Wednesday, December 3, 2008

Disconnection

Because the law allows the exploitation of animals, none of it registers as a crime, whether it be the caging of animals in zoos, the experimenting on them in laboratories, the suffocating of fish on decks or the ultimately disgusting factory farming of pigs and chickens.
For the mass of the population, there has to be a ‘disconnect’ between two great forces – the inner beauty of our own humanity versus inner food craving. Animal food is so endemic in our community that it affects the educated and rich in much the same way as the uneducated and poor. We all fall for it. And whether or not we’re religious we’re seduce-able. Our number one impulse is to find food enjoyment.
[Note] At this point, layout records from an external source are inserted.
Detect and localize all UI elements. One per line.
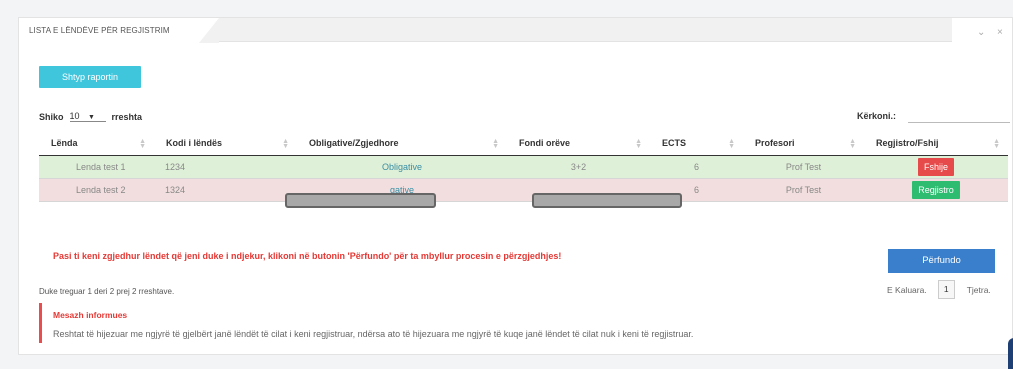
cell-ects: 6 xyxy=(650,155,743,179)
cell-action: Fshije xyxy=(864,155,1008,179)
sort-icon: ▲ ▼ xyxy=(139,138,146,150)
sort-icon: ▲ ▼ xyxy=(492,138,499,150)
sort-icon: ▲ ▼ xyxy=(849,138,856,150)
page-length-value: 10 xyxy=(69,111,80,121)
finish-button[interactable]: Përfundo xyxy=(888,249,995,273)
cell-professor: Prof Test xyxy=(743,178,864,202)
sort-icon: ▲ ▼ xyxy=(728,138,735,150)
search-input[interactable] xyxy=(908,108,1010,123)
info-message-title: Mesazh informues xyxy=(53,310,128,320)
print-report-button[interactable]: Shtyp raportin xyxy=(39,66,141,88)
header-type[interactable]: Obligative/Zgjedhore ▲ ▼ xyxy=(297,132,507,156)
floating-widget-edge[interactable] xyxy=(1008,338,1013,369)
redaction-block xyxy=(532,193,682,208)
finish-warning-text: Pasi ti keni zgjedhur lëndet që jeni duk… xyxy=(53,251,562,261)
pagination-previous[interactable]: E Kaluara. xyxy=(887,285,927,295)
search-label: Kërkoni.: xyxy=(857,111,897,121)
collapse-icon[interactable]: ⌄ xyxy=(977,27,985,38)
tab-corner xyxy=(199,18,219,43)
sort-icon: ▲ ▼ xyxy=(635,138,642,150)
table-row: Lenda test 2 1324 gative 6 Prof Test Reg… xyxy=(39,178,1008,202)
page-length-control: Shiko 10 ▼ rreshta xyxy=(39,111,142,122)
cell-type: Obligative xyxy=(297,155,507,179)
cell-hours: 3+2 xyxy=(507,155,650,179)
pagination: E Kaluara. 1 Tjetra. xyxy=(887,280,991,299)
cell-professor: Prof Test xyxy=(743,155,864,179)
table-header-row: Lënda ▲ ▼ Kodi i lëndës ▲ ▼ Obligative/Zgjed… xyxy=(39,132,1008,156)
chevron-down-icon: ▼ xyxy=(88,114,95,121)
info-message-body: Reshtat të hijezuar me ngjyrë të gjelbër… xyxy=(53,329,694,339)
close-icon[interactable]: × xyxy=(997,27,1003,38)
delete-button[interactable]: Fshije xyxy=(917,157,954,176)
header-professor[interactable]: Profesori ▲ ▼ xyxy=(743,132,864,156)
page-length-select[interactable]: 10 ▼ xyxy=(69,111,106,122)
header-code[interactable]: Kodi i lëndës ▲ ▼ xyxy=(154,132,297,156)
redaction-block xyxy=(285,193,436,208)
table-info-summary: Duke treguar 1 deri 2 prej 2 rreshtave. xyxy=(39,287,175,296)
header-course[interactable]: Lënda ▲ ▼ xyxy=(39,132,154,156)
courses-table: Lënda ▲ ▼ Kodi i lëndës ▲ ▼ Obligative/Zgjed… xyxy=(39,132,1008,202)
page-length-prefix: Shiko xyxy=(39,111,64,122)
pagination-page-1[interactable]: 1 xyxy=(937,280,955,299)
cell-course: Lenda test 2 xyxy=(39,178,154,202)
header-ects[interactable]: ECTS ▲ ▼ xyxy=(650,132,743,156)
table-row: Lenda test 1 1234 Obligative 3+2 6 Prof … xyxy=(39,155,1008,179)
header-hours[interactable]: Fondi orëve ▲ ▼ xyxy=(507,132,650,156)
cell-code: 1324 xyxy=(154,178,297,202)
window-controls: ⌄ × xyxy=(952,18,1012,42)
cell-code: 1234 xyxy=(154,155,297,179)
page-length-suffix: rreshta xyxy=(111,111,143,122)
course-registration-panel: LISTA E LËNDËVE PËR REGJISTRIM ⌄ × Shtyp… xyxy=(18,17,1013,355)
pagination-next[interactable]: Tjetra. xyxy=(967,285,991,295)
cell-course: Lenda test 1 xyxy=(39,155,154,179)
cell-action: Regjistro xyxy=(864,178,1008,202)
tab-course-list[interactable]: LISTA E LËNDËVE PËR REGJISTRIM xyxy=(19,18,209,43)
info-message: Mesazh informues Reshtat të hijezuar me … xyxy=(39,303,1008,343)
sort-icon: ▲ ▼ xyxy=(282,138,289,150)
tab-strip: LISTA E LËNDËVE PËR REGJISTRIM ⌄ × xyxy=(19,18,1012,43)
register-button[interactable]: Regjistro xyxy=(912,180,960,199)
header-action[interactable]: Regjistro/Fshij ▲ ▼ xyxy=(864,132,1008,156)
sort-icon: ▲ ▼ xyxy=(993,138,1000,150)
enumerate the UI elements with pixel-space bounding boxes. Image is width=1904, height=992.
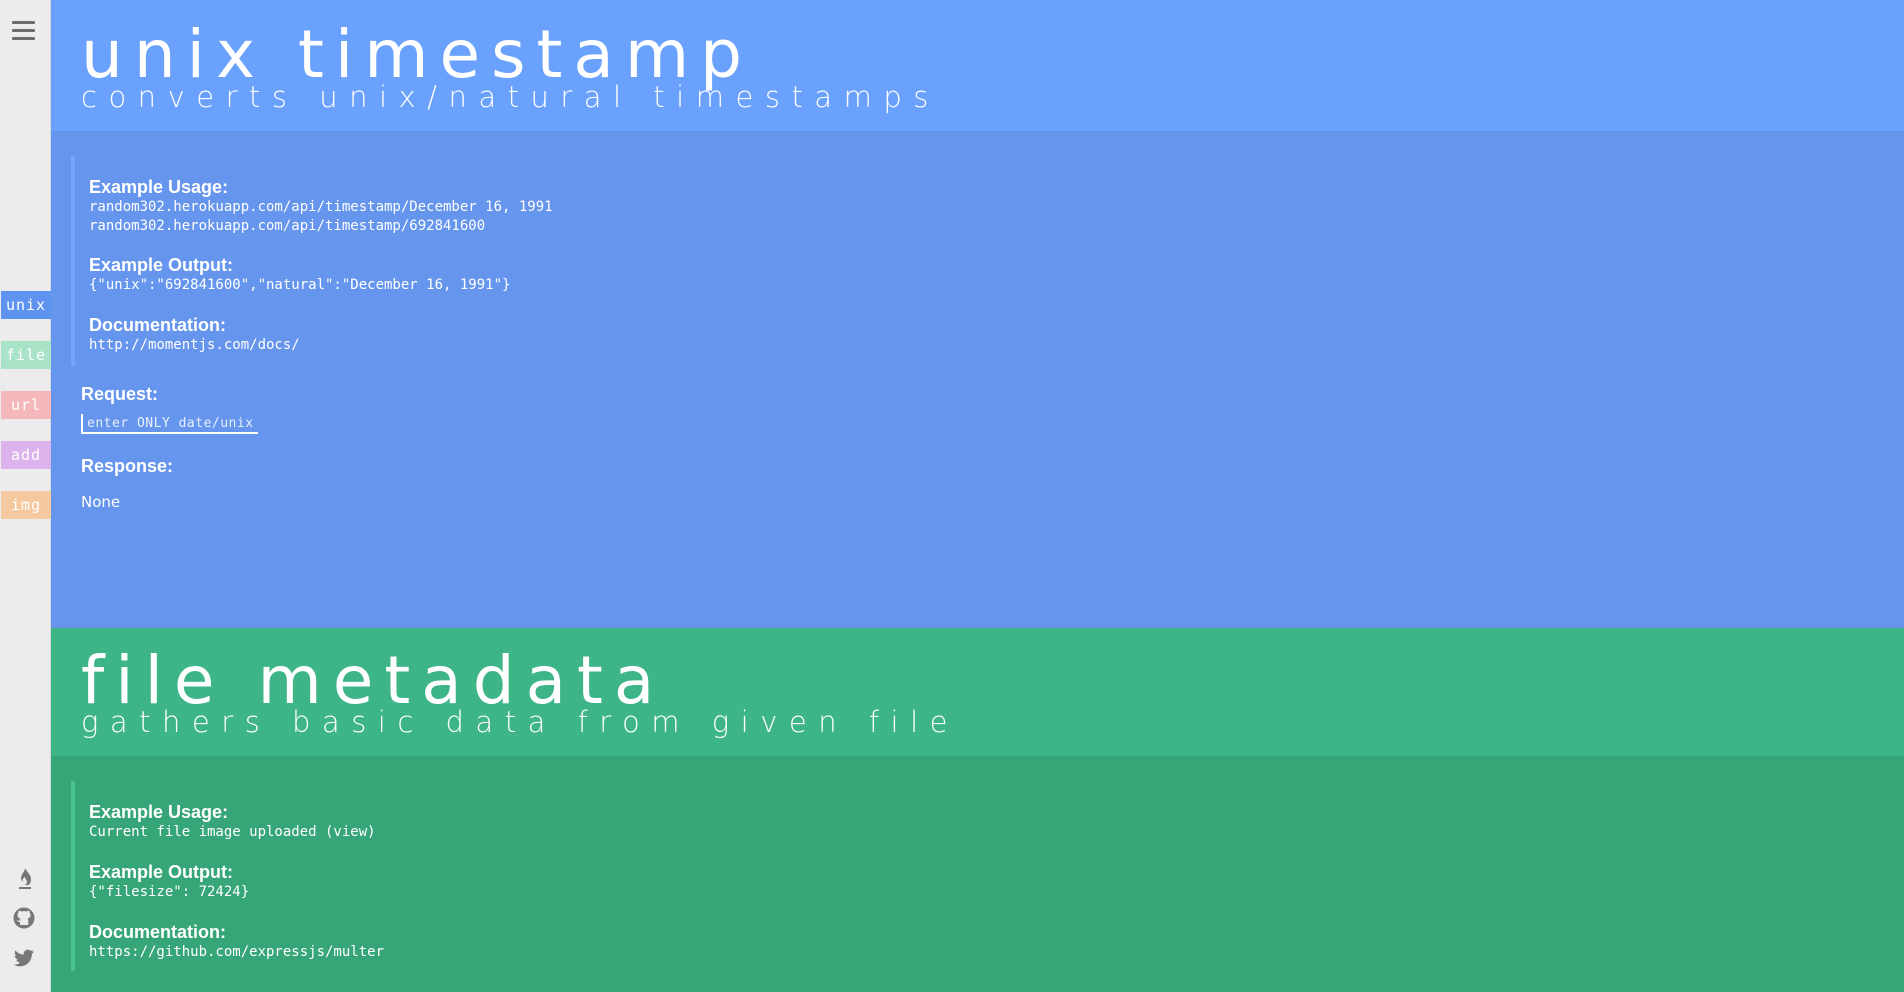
documentation-link[interactable]: http://momentjs.com/docs/: [89, 336, 300, 355]
response-label: Response:: [81, 456, 174, 476]
sidebar-tab-add[interactable]: add: [1, 441, 51, 469]
flame-icon[interactable]: [12, 866, 36, 890]
documentation-label: Documentation:: [89, 922, 226, 942]
example-output-value: {"unix":"692841600","natural":"December …: [89, 277, 511, 293]
sidebar-tab-unix[interactable]: unix: [1, 291, 51, 319]
github-icon[interactable]: [12, 906, 36, 930]
unix-info-block: Example Usage: random302.herokuapp.com/a…: [71, 156, 553, 366]
main-content: unix timestamp converts unix/natural tim…: [51, 0, 1904, 992]
file-section-header: file metadata gathers basic data from gi…: [51, 628, 1904, 756]
documentation-label: Documentation:: [89, 315, 226, 335]
example-output-label: Example Output:: [89, 255, 234, 275]
hamburger-menu-icon[interactable]: [12, 21, 35, 40]
file-section-subtitle: gathers basic data from given file: [81, 705, 959, 739]
unix-section-subtitle: converts unix/natural timestamps: [81, 80, 940, 114]
unix-section-header: unix timestamp converts unix/natural tim…: [51, 0, 1904, 131]
twitter-icon[interactable]: [12, 946, 36, 970]
example-usage-line: random302.herokuapp.com/api/timestamp/69…: [89, 218, 486, 234]
sidebar: unix file url add img: [0, 0, 51, 992]
file-section-body: Example Usage: Current file image upload…: [51, 756, 1904, 992]
unix-section-body: Example Usage: random302.herokuapp.com/a…: [51, 131, 1904, 628]
example-output-value: {"filesize": 72424}: [89, 884, 250, 900]
request-input[interactable]: [81, 414, 258, 434]
example-usage-label: Example Usage:: [89, 802, 229, 822]
sidebar-tab-file[interactable]: file: [1, 341, 51, 369]
unix-section-title: unix timestamp: [81, 16, 754, 93]
example-usage-label: Example Usage:: [89, 177, 229, 197]
request-label: Request:: [81, 384, 159, 404]
example-usage-line: random302.herokuapp.com/api/timestamp/De…: [89, 199, 553, 215]
example-output-label: Example Output:: [89, 862, 234, 882]
response-value: None: [81, 493, 121, 511]
sidebar-tab-url[interactable]: url: [1, 391, 51, 419]
sidebar-tab-img[interactable]: img: [1, 491, 51, 519]
file-info-block: Example Usage: Current file image upload…: [71, 781, 384, 971]
example-usage-line: Current file image uploaded (view): [89, 824, 376, 840]
documentation-link[interactable]: https://github.com/expressjs/multer: [89, 943, 384, 962]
No. 2 impulse may be to self-justify what we do. It helps to win social acceptance but it’s not as powerful as No.1 – food and mouth pleasure centre. Rarely if ever do we feel the need to justify ANY of it. The provenance of our food doesn’t interest us, as adults. But it can bother children when they first find out about ‘what happens to animals’ . . . and yet kids aren’t in any position to complain. They do what they’re told. They have to or they’d starve or at least not get lots of yummy things they DO like. They conform. We all did. And the dinner table isn’t usually the conformity we mind. Mum dishes up ready-to-eat food, and some of it is so yummy we craved it. We are programmed to include animal products in that catagory.
When we come to adulthood we have decisions to make, and this provenance thing over food is one of them. Should we or shouldn’t we?